The video of Neda Agha-Soltan's death was first posted Saturday on YouTube, but quickly spread across the internet. ((YouTube))

Click here for the 40-second video of Neda's death. Warning: it contains graphic content.

No matter what the vernacular, the video has fuelled the anger of protesters in Iran and around the world, an anger that shows little sign of abating even as Iran's highest authority, Supreme Leader Ayatollah Ali Khamenei, issues stern warnings against demonstrations.

Anti-government protests began in the days following the June 12 presidential election, when results showed a landslide victory for hardline President Mahmoud Ahmadinejad and the government's main challenger, Mir Hossein Mousavi, alleged fraud.

In the midst of a complex struggle, the story of Neda, whether factual or fictitious, has sharpened the world's focus on Iran.

"All struggles are so complex and there are different interpretations of it," said Hassanpour. "I think a story like Neda summarizes it, sums it up in a single event."

Beyond Neda

Not only has she become a "symbol of goodness" battling against her brutal oppressor, her story has laid open a much larger issue about the regime in power, he says.

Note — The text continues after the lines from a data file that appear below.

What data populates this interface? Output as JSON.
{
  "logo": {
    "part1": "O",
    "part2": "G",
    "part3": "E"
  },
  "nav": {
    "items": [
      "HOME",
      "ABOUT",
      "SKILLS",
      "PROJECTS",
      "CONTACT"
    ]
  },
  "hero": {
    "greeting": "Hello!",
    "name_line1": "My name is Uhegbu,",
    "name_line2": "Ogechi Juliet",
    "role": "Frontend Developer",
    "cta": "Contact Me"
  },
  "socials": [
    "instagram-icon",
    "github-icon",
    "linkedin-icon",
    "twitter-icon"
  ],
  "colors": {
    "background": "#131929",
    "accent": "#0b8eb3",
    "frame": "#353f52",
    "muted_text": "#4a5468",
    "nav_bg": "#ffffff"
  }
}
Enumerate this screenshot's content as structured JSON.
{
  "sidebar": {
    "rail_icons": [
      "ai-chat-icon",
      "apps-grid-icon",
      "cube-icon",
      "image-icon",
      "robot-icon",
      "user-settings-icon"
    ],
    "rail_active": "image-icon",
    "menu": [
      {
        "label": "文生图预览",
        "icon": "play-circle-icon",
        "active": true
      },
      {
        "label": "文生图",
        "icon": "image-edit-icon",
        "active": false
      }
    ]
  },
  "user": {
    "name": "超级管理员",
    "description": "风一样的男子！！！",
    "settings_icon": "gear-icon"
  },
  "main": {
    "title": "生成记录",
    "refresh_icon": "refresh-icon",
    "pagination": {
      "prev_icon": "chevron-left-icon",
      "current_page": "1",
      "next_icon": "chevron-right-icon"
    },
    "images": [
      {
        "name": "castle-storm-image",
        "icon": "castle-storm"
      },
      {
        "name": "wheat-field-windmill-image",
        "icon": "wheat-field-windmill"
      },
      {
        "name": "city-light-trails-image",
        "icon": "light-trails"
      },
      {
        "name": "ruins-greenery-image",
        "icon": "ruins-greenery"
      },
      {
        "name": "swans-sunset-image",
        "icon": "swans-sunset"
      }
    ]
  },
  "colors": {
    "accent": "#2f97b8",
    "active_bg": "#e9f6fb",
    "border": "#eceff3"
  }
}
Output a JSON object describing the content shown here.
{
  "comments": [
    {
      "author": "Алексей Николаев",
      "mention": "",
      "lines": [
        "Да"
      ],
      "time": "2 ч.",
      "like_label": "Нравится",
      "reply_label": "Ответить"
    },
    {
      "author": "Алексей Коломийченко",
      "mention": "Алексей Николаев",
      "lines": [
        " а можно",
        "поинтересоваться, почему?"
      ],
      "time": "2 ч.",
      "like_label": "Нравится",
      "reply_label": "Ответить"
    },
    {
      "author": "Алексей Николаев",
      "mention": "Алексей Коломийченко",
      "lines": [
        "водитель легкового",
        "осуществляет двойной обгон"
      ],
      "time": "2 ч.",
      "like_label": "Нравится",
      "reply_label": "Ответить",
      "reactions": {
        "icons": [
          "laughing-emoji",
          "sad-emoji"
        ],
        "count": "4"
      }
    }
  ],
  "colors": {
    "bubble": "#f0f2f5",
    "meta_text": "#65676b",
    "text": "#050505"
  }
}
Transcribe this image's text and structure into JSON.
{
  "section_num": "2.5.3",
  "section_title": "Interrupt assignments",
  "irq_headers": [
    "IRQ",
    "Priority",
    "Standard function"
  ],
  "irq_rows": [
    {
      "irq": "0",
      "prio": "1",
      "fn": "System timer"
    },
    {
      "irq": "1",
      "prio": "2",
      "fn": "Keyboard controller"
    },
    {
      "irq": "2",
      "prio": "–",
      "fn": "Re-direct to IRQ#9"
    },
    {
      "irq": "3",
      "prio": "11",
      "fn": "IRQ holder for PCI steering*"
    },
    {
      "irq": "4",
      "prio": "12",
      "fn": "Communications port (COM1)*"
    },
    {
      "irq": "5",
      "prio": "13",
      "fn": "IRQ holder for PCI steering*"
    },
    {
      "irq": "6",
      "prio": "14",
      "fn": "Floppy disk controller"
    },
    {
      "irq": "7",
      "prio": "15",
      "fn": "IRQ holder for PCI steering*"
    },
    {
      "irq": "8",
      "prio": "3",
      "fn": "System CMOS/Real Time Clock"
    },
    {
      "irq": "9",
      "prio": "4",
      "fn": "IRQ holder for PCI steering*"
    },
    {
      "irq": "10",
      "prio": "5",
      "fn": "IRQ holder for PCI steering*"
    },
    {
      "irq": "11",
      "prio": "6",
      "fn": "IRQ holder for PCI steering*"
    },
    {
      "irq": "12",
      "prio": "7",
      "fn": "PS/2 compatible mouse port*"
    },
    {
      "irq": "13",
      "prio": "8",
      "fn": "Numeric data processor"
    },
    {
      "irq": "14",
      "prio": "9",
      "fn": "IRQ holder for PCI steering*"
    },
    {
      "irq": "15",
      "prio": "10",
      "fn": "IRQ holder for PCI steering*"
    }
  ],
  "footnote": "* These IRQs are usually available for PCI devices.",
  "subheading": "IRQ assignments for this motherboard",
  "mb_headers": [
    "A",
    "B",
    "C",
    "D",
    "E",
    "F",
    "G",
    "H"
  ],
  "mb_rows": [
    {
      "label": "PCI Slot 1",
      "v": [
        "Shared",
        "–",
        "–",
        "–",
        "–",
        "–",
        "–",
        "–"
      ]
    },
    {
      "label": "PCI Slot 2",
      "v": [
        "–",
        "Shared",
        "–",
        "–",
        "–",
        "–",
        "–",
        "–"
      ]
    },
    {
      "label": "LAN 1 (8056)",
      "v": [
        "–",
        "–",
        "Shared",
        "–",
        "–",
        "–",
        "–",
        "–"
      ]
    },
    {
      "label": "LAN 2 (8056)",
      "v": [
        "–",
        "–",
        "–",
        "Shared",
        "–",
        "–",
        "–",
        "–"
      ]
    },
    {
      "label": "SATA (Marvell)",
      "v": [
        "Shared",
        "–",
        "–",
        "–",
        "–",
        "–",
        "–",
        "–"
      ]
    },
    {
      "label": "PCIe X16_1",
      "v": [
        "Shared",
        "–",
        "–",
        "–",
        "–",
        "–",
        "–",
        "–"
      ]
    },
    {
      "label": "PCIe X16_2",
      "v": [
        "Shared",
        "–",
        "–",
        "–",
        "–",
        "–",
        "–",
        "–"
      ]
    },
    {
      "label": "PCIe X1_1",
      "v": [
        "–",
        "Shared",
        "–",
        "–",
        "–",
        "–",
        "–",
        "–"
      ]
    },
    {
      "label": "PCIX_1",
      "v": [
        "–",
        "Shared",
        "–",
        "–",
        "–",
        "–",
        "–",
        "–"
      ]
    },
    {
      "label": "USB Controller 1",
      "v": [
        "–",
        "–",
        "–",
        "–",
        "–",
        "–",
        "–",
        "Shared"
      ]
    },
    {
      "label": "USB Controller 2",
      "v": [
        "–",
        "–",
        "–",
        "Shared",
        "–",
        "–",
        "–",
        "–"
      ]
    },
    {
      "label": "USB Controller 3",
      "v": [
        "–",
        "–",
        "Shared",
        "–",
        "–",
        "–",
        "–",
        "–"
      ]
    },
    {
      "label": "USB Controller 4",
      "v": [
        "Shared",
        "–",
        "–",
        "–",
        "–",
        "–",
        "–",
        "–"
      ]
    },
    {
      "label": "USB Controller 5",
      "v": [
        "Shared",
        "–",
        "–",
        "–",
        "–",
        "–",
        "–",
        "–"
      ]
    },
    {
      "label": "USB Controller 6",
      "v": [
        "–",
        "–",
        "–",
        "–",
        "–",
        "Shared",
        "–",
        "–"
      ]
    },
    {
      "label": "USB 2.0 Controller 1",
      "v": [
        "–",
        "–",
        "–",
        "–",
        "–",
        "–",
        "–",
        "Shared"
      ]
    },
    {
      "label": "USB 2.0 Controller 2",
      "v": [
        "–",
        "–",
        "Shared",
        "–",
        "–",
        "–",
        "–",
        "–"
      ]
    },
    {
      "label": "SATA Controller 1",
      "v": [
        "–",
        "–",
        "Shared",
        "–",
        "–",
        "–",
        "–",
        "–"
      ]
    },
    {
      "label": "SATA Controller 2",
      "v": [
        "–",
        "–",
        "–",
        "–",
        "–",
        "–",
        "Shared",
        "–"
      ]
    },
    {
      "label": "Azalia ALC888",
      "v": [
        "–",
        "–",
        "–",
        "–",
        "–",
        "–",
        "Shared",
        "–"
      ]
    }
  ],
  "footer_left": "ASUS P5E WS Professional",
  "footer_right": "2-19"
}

Her fiancé told BBC the family had planned to hold a memorial service at a mosque, as is customary, but authorities forbade the public service for fear it would further fan the flames of discontent.

"This Islamic government, why if it's so Islamic does it prevent an Islamic tradition, a very important tradition?" said Hassanpour.

He hopes Neda's story makes people question the regime and their misconceptions about Iranian society.

Impressions of Iranians crouched over their Koran or dutifully practising their ablutions no longer holds true, he says; with governments using Islam to suppress people, religion has lost some of its sheen since the Islamic Revolution of the late 1970s.

And as protests stretch beyond a week, there are questions about the future of the Islamic republic.

"While the idea of a modern Islamic theocracy was born in Iran and practised in Iran, it's being buried in Iran too. That's the significance of this struggle," Hassanpour says.